On 7/12/22 9:35 PM, Michal Hocko Wrote:
> On Tue 12-07-22 19:12:18, Abel Wu wrote:
> [...]
>> I was just going through the mail list and happen to see this. There
>> is another usecase for us about per-numa memory usage.
>>
>> Say we have several important latency-critical services sitting inside
>> different NUMA nodes without intersection. The need for memory of these
>> LC services varies, so the free memory of each node is also different.
>> Then we launch several background containers without cpuset constrains
>> to eat the left resources. Now the problem is that there doesn't seem
>> like a proper memory policy available to balance the usage between the
>> nodes, which could lead to memory-heavy LC services suffer from high
>> memory pressure and fails to meet the SLOs.
> 
> I do agree that cpusets would be rather clumsy if usable at all in a
> scenario when you are trying to mix NUMA bound workloads with those
> that do not have any NUMA proferences. Could you be more specific about
> requirements here though?

Yes, these LC services are highly sensitive to memory access latency
and bandwidth, so they are provisioned by NUMA node granule to meet
their performance requirements. While on the other hand, they usually
do not make full use of cpu/mem resources which increases the TCO of
our IDCs, so we have to co-locate them with background tasks.

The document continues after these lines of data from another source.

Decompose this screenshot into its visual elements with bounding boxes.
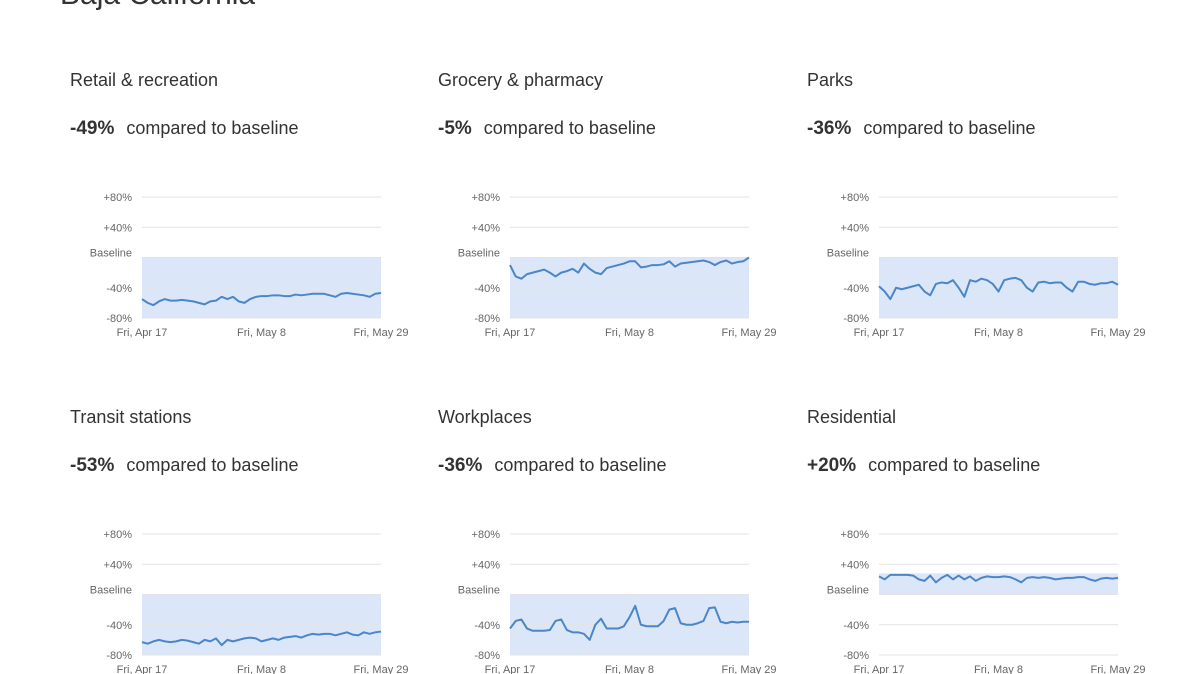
headline: -53% compared to baseline bbox=[70, 455, 298, 476]
headline-note: compared to baseline bbox=[863, 118, 1035, 138]
x-tick-label: Fri, May 8 bbox=[974, 664, 1023, 674]
headline-note: compared to baseline bbox=[494, 455, 666, 475]
trend-line bbox=[878, 276, 1119, 301]
x-tick-label: Fri, May 8 bbox=[605, 664, 654, 674]
chart-title: Parks bbox=[807, 70, 853, 90]
x-tick-label: Fri, Apr 17 bbox=[117, 327, 168, 339]
y-tick-label: +80% bbox=[104, 529, 133, 541]
headline-note: compared to baseline bbox=[868, 455, 1040, 475]
y-tick-label: +80% bbox=[472, 529, 501, 541]
trend-line bbox=[878, 573, 1119, 584]
x-tick-label: Fri, Apr 17 bbox=[854, 664, 905, 674]
y-tick-label: Baseline bbox=[458, 248, 500, 260]
y-tick-label: -80% bbox=[843, 313, 869, 325]
x-tick-label: Fri, May 29 bbox=[353, 327, 408, 339]
chart-title: Transit stations bbox=[70, 407, 191, 427]
y-tick-label: -40% bbox=[474, 283, 500, 295]
y-tick-label: -40% bbox=[474, 620, 500, 632]
x-tick-label: Fri, May 29 bbox=[1090, 664, 1145, 674]
x-tick-label: Fri, Apr 17 bbox=[854, 327, 905, 339]
page-title: Baja California bbox=[60, 0, 255, 11]
x-tick-label: Fri, Apr 17 bbox=[485, 664, 536, 674]
headline: -36% compared to baseline bbox=[807, 118, 1035, 139]
y-tick-label: Baseline bbox=[827, 248, 869, 260]
trend-line bbox=[509, 604, 749, 641]
headline-note: compared to baseline bbox=[126, 455, 298, 475]
x-tick-label: Fri, May 8 bbox=[237, 327, 286, 339]
x-tick-label: Fri, Apr 17 bbox=[117, 664, 168, 674]
y-tick-label: +40% bbox=[104, 559, 133, 571]
x-tick-label: Fri, May 29 bbox=[1090, 327, 1145, 339]
y-tick-label: Baseline bbox=[90, 585, 132, 597]
x-tick-label: Fri, May 8 bbox=[974, 327, 1023, 339]
y-tick-label: -40% bbox=[843, 283, 869, 295]
chart-title: Retail & recreation bbox=[70, 70, 218, 90]
y-tick-label: Baseline bbox=[458, 585, 500, 597]
chart-title: Grocery & pharmacy bbox=[438, 70, 603, 90]
y-tick-label: -80% bbox=[474, 313, 500, 325]
x-tick-label: Fri, May 8 bbox=[605, 327, 654, 339]
y-tick-label: +40% bbox=[472, 559, 501, 571]
x-tick-label: Fri, Apr 17 bbox=[485, 327, 536, 339]
trend-line bbox=[141, 292, 382, 307]
headline-value: -5% bbox=[438, 118, 472, 139]
headline: -5% compared to baseline bbox=[438, 118, 656, 139]
headline-value: -36% bbox=[807, 118, 851, 139]
trend-line bbox=[141, 630, 382, 647]
y-tick-label: +80% bbox=[104, 192, 133, 204]
headline-value: -53% bbox=[70, 455, 114, 476]
y-tick-label: -40% bbox=[106, 620, 132, 632]
headline-value: -36% bbox=[438, 455, 482, 476]
y-tick-label: Baseline bbox=[827, 585, 869, 597]
chart-title: Workplaces bbox=[438, 407, 532, 427]
headline-note: compared to baseline bbox=[126, 118, 298, 138]
x-tick-label: Fri, May 29 bbox=[721, 327, 776, 339]
headline-value: -49% bbox=[70, 118, 114, 139]
y-tick-label: -40% bbox=[106, 283, 132, 295]
y-tick-label: +40% bbox=[104, 222, 133, 234]
y-tick-label: +80% bbox=[472, 192, 501, 204]
trend-line bbox=[509, 256, 750, 280]
y-tick-label: +80% bbox=[841, 192, 870, 204]
headline: -49% compared to baseline bbox=[70, 118, 298, 139]
headline-note: compared to baseline bbox=[484, 118, 656, 138]
headline-value: +20% bbox=[807, 455, 856, 476]
headline: -36% compared to baseline bbox=[438, 455, 666, 476]
y-tick-label: -80% bbox=[106, 650, 132, 662]
y-tick-label: -40% bbox=[843, 620, 869, 632]
y-tick-label: Baseline bbox=[90, 248, 132, 260]
x-tick-label: Fri, May 29 bbox=[721, 664, 776, 674]
headline: +20% compared to baseline bbox=[807, 455, 1040, 476]
y-tick-label: +40% bbox=[472, 222, 501, 234]
y-tick-label: +40% bbox=[841, 222, 870, 234]
chart-title: Residential bbox=[807, 407, 896, 427]
y-tick-label: -80% bbox=[843, 650, 869, 662]
y-tick-label: -80% bbox=[106, 313, 132, 325]
y-tick-label: +80% bbox=[841, 529, 870, 541]
x-tick-label: Fri, May 29 bbox=[353, 664, 408, 674]
y-tick-label: -80% bbox=[474, 650, 500, 662]
y-tick-label: +40% bbox=[841, 559, 870, 571]
x-tick-label: Fri, May 8 bbox=[237, 664, 286, 674]
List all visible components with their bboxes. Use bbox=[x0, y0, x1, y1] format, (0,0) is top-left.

Some of these LC services are memory-bound but leave much of cpu's
capacity unused. In this case we hope the co-located background tasks
to consume some leftover without introducing obvious mm overhead to
the LC services.

> 
> Let's say you run those latency critical services with "simple" memory
> policies and mix them with the other workload without any policies in
> place so they compete over memory. It is not really clear to me how can
> you achieve any reasonable QoS in such an environment. Your latency
> critical servises will be more constrained than the non-critical ones
> yet they are more demanding AFAIU.

Yes, the QoS over memory is the biggest block in the way (the other
resources are relatively easier). For now, we hacked a new mpol to
achieve weighted-interleave behavior to balance the memory usage across
NUMA nodes, and only set memcg protections to the LC services. If the
memory pressure is still high, the background tasks will be killed.
Ideas? Thanks!

Abel